Собственную вечность, знаете ли, лучше встретить во всеоружии.
У самой стены Карина притормозила и обернулась.
– Арно по тебе скучает. Так что лечись давай.
Глава 17 «Я останусь собой»
Утром снежным белые волки… набегавшись вволю, бесследно растают», – стенала в наушниках Настя Полева. Да уж, подходящая песня. Как нарочно! Хотя какое там «как нарочно», как будто она не сама песни в плеер закачивала.
Карина бежала, то и дело оскальзываясь на раскисших от постоянных дождей листьях, кое-как укрывших щербатый асфальт Кры-латкиного тупика. Когда большая часть улочки осталась позади, она быстро нырнула вперед, превратилась в волчицу и бежать стало легче. Миновать дом Резановых, еще пару домов, проклятое болото и – в лес, выискивать Митькин след.
«Что вы ищете в выпавшем снеге?» – вопрошала певица уже не в наушниках, а в человеческой части памяти.
Навстречу ей кто-то выскочил из-за угла ограды.
«Вы, холодные зимние звери… вам противен вкус нашего хлеба». Черт, да заткнись ты! Карина затрясла головой, прогоняя навязчивую песню, а то ведь еще пара тактов – и взвоет.
Выскочивший замахал руками.
Митька!!!
Она не успела замедлить бег, налетела на него, сбила с ног. Митька с размаху уселся прямо на асфальт. Карина положила лапы ему на плечи, как огромная овчарка. От полноты чувств облизала его физиономию. Потом будем отмазываться, что ничего не помним, а пока – ура! Он жив-здоров!
Живой-здоровый Митька отошел от такого приветствия и крепко ухватил ее за передние лапы. Относительно легко поднялся. Ничего себе, с такой-то тяжестью в руках… Получилось, что они – словно дрессировщик с собакой, танцующие на арене.

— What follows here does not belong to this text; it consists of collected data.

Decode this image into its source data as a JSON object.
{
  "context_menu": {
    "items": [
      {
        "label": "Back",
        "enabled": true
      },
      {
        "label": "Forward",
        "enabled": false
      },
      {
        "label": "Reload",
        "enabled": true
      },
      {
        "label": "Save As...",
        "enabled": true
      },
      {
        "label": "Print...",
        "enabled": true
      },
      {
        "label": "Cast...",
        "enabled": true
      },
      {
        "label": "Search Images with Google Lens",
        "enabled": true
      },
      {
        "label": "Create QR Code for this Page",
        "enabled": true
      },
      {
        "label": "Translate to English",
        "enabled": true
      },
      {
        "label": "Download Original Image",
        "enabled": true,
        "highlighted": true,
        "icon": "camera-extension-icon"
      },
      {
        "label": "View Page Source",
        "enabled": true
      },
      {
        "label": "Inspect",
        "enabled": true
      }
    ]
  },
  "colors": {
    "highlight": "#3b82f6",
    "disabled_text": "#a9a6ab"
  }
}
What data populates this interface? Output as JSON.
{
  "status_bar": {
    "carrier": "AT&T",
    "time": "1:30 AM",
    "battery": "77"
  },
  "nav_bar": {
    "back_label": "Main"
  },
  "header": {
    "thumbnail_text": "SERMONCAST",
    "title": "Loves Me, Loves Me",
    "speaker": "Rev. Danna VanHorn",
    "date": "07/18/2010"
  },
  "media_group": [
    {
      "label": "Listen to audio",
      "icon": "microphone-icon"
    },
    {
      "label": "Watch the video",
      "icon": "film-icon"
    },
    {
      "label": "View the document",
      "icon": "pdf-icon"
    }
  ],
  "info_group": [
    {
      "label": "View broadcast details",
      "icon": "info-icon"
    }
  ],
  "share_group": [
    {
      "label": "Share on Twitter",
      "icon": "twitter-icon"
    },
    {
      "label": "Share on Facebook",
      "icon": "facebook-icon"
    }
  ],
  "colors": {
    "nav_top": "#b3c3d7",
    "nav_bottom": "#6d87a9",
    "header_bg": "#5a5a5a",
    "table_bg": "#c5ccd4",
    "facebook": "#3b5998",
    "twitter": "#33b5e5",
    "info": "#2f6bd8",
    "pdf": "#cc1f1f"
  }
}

– Превращайся, – потребовал Митька, не выпуская ее лап. – Не, не отпущу. Так превращайся, без кувырка. Ты сможешь.
Вот номер… Карина вгляделась в Митькино лицо, пытаясь понять, рад ли он вообще ее видеть. Волчья система координат такого не подразумевала. Он вообще всегда был рад ей. Но понять сиюминутные чувства, не страх и не боль, а радость – задача для человека. И как, скажите на милость, обойтись без кувырка?
Волчица заворчала, сделала попытку нырнуть вперед, но мальчишка держал крепко. И тогда она нырнула мысленно. Мир кувыркнулся перед глазами, но ощущение человеческих рук, державших ее, не ушло.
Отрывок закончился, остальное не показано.